After the AppDefense Appliance is installed, you must register the new appliance with vCenter Server.

Prerequisites

  • You have installed the AppDefense Appliance.
  • The AppDefense Appliance VM is powered-on.

Procedure

  1. Log in to the vSphere Client.
  2. Go to the AppDefense Appliance VM, and verify that the VM is powered-on. Note down the AppDefense Appliance IP address.
  3. Open a web browser, and navigate to AppDefense Appliance GUI at https://<appliance ip address>. The Select a certificate window appears.
  4. You can log in to the AppDefense Appliance using either the admin credentials or using the certificate.
    1. If you want to log in to the AppDefense Appliance using the admin credentials, click Cancel. Use the admin credentials that you added while installing the AppDefense Appliance OVA file.

      Important: Do not click OK to accept the certificate.
    2. If you want to log in to AppDefense Appliance using self-signed or CA certificate, then follow the procedure as described in the Log In to AppDefense Appliance With Certificate topic.
      The AppDefense Dashboard appears as a default home page.
  5. Go to the Appliance > Registration tab.
  6. In the AppDefense Manager section, Plug-in only or Non-SaaS is the default connection for the AppDefense plug-in. For more information on connectivity modes, refer to Connectivity With AppDefense Service.
  7. In the SSO lookup configuration section, click Edit and configure the following values.
    Note: Time must be synchronized between the AppDefense Appliance and the vCenter Single Sign On (SSO) server. NTP server must be specified so that the SSO server time and the AppDefense Appliance time are in sync. For details on how to configure the NTP server, refer to Configure NTP Server Settings topic.
    SSO lookup configuration Description
    SSO Hostname Enter the host name of the vCenter Single Sign On (SSO) and click Register.

    You must have time synchronization between SSO server and the AppDefense Appliance.

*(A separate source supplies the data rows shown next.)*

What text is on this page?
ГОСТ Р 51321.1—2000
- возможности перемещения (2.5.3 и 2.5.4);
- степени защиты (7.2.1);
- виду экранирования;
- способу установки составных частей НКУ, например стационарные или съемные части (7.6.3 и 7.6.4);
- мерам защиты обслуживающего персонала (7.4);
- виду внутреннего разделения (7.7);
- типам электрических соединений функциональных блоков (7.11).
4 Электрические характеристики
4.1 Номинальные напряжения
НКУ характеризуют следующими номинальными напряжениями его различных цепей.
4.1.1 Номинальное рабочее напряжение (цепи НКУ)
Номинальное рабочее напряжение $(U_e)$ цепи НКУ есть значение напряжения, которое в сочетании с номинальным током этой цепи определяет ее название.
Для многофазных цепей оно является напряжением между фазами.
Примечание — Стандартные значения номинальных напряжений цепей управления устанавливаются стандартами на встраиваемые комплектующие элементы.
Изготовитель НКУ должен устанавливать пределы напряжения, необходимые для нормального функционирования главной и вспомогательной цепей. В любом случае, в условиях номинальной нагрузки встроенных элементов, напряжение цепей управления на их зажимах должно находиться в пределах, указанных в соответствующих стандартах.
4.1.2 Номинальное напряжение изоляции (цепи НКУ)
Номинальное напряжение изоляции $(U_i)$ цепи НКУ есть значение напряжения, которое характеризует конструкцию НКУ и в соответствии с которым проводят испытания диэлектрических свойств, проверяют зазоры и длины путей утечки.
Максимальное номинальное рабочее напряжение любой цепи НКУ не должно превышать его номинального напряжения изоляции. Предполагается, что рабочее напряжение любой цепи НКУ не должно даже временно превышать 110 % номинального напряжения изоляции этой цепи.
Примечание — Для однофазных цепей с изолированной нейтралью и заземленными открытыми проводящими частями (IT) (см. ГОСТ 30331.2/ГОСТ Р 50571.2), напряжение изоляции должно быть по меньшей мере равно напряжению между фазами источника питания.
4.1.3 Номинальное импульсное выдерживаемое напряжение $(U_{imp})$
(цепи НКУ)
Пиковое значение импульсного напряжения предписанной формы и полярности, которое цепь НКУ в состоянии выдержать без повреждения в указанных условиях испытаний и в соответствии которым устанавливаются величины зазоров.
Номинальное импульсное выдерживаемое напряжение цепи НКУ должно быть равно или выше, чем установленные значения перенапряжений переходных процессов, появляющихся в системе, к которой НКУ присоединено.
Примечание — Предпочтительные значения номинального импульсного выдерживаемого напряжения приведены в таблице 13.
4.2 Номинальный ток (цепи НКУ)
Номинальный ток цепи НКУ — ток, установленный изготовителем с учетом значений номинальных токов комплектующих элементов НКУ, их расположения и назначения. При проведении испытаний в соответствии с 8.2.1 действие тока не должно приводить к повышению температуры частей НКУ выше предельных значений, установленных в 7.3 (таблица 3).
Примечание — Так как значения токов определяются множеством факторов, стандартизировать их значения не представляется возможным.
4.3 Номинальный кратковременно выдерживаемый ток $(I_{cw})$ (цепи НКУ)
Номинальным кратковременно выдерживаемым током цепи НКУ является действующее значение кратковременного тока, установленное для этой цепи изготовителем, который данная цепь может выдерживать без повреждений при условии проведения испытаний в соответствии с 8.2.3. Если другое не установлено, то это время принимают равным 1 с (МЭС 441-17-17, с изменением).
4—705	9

    User name and Password Enter user name and password for the vCenter SSO administrator. To add a member to the vCenter SSO administrator group, refer to the vSphere documentation available at https://docs.vmware.com/en/VMware-vSphere/6.7/com.vmware.psc.doc/GUID-CDEA6F32-7581-4615-8572-E0B44C11D80D.html.
    Thumbprint (SHA1) Verify the SHA1 thumbprint of the SSO server.
    Note: AppDefense Appliance uses a service account to interact with vCenter. This service account is created in your SSO server for the improved security and manageability. You need SSO administrator credentials for creating this service account. The SSO administrator credentials are only used for this session and are not persisted in AppDefense.
  8. In the vCenter Server details section, configure the following values.
    vCenter Server details Description
    vCenter Server Hostname Select the required vCenter Server host name from the list to be protected by AppDefense. You can install one AppDefense Appliance per vCenter Server.
    Plug-in Version of the registered AppDefense plug-in.
    Thumbprint (SHA256) Verify the SHA256 thumbprint of the vCenter Server.
    Click Register.
  9. You can configure AppDefense with the NSX Data Center. You can configure either NSX Data Center for vSphere or NSX-T Data Center. The NSX details section displays the details of the NSX Data Center that is registered with vCenter Server.
    1. To configure NSX Data Center, click Register and enter the following values.
    2. NSX User name and Password: Enter user name and password for the NSX-T Data Center administrator.

      -OR-

      Enter user name and password for the NSX Data Center for vSphere administrator.
    3. Verify the Virtual IP of the NSX-T Data Center.

      -OR-

      Verify the SHA256 thumbprint of the NSX Data Center for vSphere server.
    Note: Make sure that AppDefense Appliance and NSX Data Center are on common network as vCenter Server.
    Click Register.

Results

  • The AppDefense Appliance is registered with the vCenter Server. The AppDefense > Getting Started page gets replaced with the AppDefense > Dashboard page.
  • Log out and log in to the vCenter Server again with the same Administrator role used to register AppDefense Appliance. Alternatively, refresh the vSphere Client browser to reflect the changes.
  • After the AppDefense Appliance is registered with vCenter Server, you can log in to the AppDefense Appliance using the vSphere user credentials (for example, administrator@vsphere.local) as well.

What to do next

Install AppDefense Host Module. The AppDefense panel appears on the Summary and Configuration tab for any host in the vCenter Server inventory. You can install, upgrade, or view details about AppDefense from the panel.